To study differences in glycemic control and HbA1c testing associated with use of secure electronic patient-provider messaging. We hypothesized that messaging use would be associated with better glycemic control and a higher rate of adherence to HbA1c testing recommendations.

RESEARCH DESIGN AND METHODS

Retrospective observational study of secure messaging at Group Health, a large nonprofit health care system. Our analysis included adults with diabetes who had registered for access to a shared electronic medical record (SMR) between 2003 and 2006. We fit log-linear regression models, using generalized estimating equations, to estimate the adjusted rate ratio of meeting three indicators of glycemic control (HbA1c <7%, HbA1c <8%, and HbA1c >9%) and HbA1c testing adherence by level of previous messaging use.
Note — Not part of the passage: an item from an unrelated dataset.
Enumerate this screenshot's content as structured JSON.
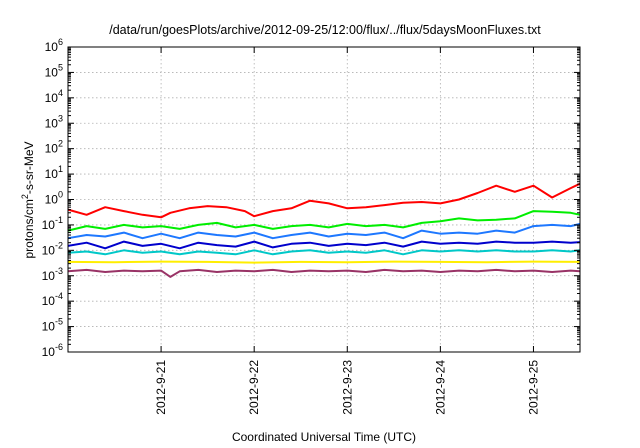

Multiple imputation and inverse probability weights were used to account for missing data.

RESULTS

During the study period, 6,301 adults with diabetes registered for access to the SMR. Of these individuals, 74% used messaging at least once during that time. Frequent use of messaging during the previous calendar quarter was associated with a higher rate of good glycemic control (HbA1c <7%: rate ratio, 1.26 [95% CI, 1.15–1.37]) and a higher rate testing adherence (1.20 [1.15–1.25]).

CONCLUSIONS

Among SMR users, recent and frequent messaging use was associated with better glycemic control and a higher rate of HbA1c testing adherence. These results suggest that secure messaging may facilitate important processes of care and help some patients to achieve or maintain adequate glycemic control.